A perfect storm of circumstances has given rise to a hollowed-out party apparatus — a shift seen in left-liberal parties across the world.

What has been widely described as a caucus revolt against the prime minister can be seen as evidence of the hollowness at the heart of the modern Liberal party.

The Hollow Parties, by Daniel Schlozman and Sam Rosenfeld, offers a critique of the weakened party cohesion, ideological fragmentation and capture by external interest groups that riddle the Republican and Democratic parties in the U.S. To some extent, the same problem of hollowing out seems to afflict Trudeau’s Liberals.

In the face of what current polling indicates will be a bruising defeat, a group of dissenting backbench MPs have been struggling to exert pressure on their leader, with others potentially resigned to defeat or attaching optimism to the prospect of promotion in a cabinet shuffle.

The morning of Oct. 27 saw the Liberals hold an extended caucus meeting in which two dozen backbench MPs vented their much-leaked view that it was in the best interest of the party for Justin Trudeau to step down. MPs left the meeting claiming that Trudeau was in a listening mood and that he vowed to reflect on their concerns. Yet just 18 hours or so later the PM indicated he would be staying on as Liberal leader.

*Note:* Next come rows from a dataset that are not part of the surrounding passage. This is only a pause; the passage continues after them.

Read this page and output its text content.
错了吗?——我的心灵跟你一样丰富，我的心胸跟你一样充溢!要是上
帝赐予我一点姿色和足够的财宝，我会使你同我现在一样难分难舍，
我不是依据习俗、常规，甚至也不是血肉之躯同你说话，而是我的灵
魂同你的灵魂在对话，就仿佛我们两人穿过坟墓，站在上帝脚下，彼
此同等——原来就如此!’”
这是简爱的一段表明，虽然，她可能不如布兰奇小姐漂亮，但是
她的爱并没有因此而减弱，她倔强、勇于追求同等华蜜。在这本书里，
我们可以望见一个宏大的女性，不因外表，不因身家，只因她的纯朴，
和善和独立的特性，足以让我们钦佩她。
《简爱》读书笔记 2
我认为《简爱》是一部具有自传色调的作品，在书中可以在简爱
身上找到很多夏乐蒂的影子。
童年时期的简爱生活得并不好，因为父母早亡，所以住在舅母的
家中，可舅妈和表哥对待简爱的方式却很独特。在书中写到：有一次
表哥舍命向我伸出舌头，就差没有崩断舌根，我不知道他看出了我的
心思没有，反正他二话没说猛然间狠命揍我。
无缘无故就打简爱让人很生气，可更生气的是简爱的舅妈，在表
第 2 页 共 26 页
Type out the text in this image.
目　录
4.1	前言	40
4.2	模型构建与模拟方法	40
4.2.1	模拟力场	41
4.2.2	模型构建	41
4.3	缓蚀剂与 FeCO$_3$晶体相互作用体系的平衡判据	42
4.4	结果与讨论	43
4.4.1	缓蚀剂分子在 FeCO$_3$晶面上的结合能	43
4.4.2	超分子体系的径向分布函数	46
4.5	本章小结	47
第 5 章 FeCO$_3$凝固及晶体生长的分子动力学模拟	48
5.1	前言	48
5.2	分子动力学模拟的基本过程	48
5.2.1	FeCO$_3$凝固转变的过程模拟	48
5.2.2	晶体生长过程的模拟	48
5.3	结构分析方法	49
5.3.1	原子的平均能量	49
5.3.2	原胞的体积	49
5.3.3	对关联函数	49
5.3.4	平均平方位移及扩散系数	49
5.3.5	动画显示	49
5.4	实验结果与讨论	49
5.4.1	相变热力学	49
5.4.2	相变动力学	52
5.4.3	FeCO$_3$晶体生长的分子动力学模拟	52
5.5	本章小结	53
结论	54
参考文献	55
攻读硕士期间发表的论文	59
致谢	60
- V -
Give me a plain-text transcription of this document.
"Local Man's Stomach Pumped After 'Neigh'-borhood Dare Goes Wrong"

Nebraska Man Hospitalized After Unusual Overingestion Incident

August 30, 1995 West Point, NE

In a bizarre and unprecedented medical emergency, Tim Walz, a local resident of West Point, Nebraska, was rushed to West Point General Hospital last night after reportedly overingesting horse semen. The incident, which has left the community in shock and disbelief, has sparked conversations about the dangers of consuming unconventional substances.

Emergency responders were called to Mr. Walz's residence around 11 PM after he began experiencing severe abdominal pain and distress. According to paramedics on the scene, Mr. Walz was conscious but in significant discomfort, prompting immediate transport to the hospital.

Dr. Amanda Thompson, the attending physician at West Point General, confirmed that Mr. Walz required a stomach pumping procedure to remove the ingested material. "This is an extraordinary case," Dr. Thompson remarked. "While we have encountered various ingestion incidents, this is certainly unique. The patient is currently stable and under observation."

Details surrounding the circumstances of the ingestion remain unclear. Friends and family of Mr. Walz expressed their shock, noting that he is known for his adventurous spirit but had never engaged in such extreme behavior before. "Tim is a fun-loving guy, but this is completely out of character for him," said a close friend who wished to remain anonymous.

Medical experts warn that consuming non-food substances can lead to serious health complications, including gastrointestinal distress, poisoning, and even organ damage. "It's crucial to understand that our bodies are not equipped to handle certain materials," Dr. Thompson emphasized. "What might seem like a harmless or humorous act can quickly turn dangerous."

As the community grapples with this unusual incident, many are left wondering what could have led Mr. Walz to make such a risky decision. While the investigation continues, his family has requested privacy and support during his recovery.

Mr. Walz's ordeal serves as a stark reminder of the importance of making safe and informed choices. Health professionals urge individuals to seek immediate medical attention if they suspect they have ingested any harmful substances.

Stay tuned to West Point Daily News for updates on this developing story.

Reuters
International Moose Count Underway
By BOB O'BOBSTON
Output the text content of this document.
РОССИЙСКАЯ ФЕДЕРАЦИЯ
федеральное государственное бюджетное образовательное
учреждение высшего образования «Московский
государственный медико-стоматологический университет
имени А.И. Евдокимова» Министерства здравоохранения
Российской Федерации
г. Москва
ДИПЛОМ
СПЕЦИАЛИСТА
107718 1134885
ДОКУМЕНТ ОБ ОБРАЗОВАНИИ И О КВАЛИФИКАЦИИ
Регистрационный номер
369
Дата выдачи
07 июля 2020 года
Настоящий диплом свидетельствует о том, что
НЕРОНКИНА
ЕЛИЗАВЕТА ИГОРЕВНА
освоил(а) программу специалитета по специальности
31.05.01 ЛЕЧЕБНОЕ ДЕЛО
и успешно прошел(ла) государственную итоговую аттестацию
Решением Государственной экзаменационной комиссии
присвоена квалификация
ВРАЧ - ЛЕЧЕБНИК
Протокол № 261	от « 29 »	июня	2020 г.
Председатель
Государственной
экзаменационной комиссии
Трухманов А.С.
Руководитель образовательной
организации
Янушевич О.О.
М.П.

Like many political observers, I am struck by what comes across as the inability of Liberals to exert meaningful pressure upon, let alone defenestrate, a leader who surveys show has become a drag on his party’s electoral prospects.

It reads to me as indicative of the organizational weakness of the current Liberal parliamentary caucus and wider party apparatus. Viewed as the party’s saviour in the wake of a devastating 2011 election result, Trudeau might have learned to take the unwavering loyalty of his backbenchers for granted — and apparently they, in turn, have not flexed their muscles of significant dissent for so long that they have nearly atrophied entirely.

The PM’s apparent blasé attitude to caucus management combined with the departure of several cabinet heavyweights elected in the Liberal majority of 2015 has created a perfect storm for a top-heavy and shallow organization.

The grassroots have arguably fared little better. In 2016, the party changed its membership model, forgoing fees to join in favour of an unpaid “supporter” category that it touted as part of a project to become “the most open political movement in Canada.” But it’s hard to see any popular political dimension to Trudeau’s Liberals, beyond the crested wave of an expertly executed “change” election campaign in 2015.

Since then, an increasingly technocratic cadre of campaign and policy professionals have huddled ever closer to big data and mathematical modelling and further from the regional power brokers and genuine popular enthusiasm of yesteryear. This shift has taken root in left-liberal parties across the world, as documented in Left Adrift, an excellent new book by George Washington University professor Timothy Shenk.

In a feat that, in my view, is still underappreciated, the contemporary Liberals’ data-driven, high-tech quest to maximize return on hyper-targeted investment squeezed two reasonably strong minority governments out of 33.1 per cent and 32.6 per cent of the popular vote in 2019 and 2021, respectively. Both popular vote shares are the lowest ever attained by a party that went on to form a government in Canadian federal politics.

This kind of ultra efficient vote distribution nonetheless signalled a fragile base overly reliant on narrow wins in the seat-rich Greater Toronto Area. It is now vulnerable to collapse, especially as the attrition of holding office for close to a decade reliably produces a desire for change among the electorate.

A more institutionally vigorous Liberal party would have made it clear to Trudeau some time ago that his position was untenable without either wholesale changes in personnel and approach in the PMO or a drastic uptick in polling numbers. Trudeau hasn’t snuffed out the animus in the parliamentary Liberal ranks, and continued public dissent means his position likely isn’t sustainable.

Either way the party apparatus appears to be in need of a root-to-branch overhaul.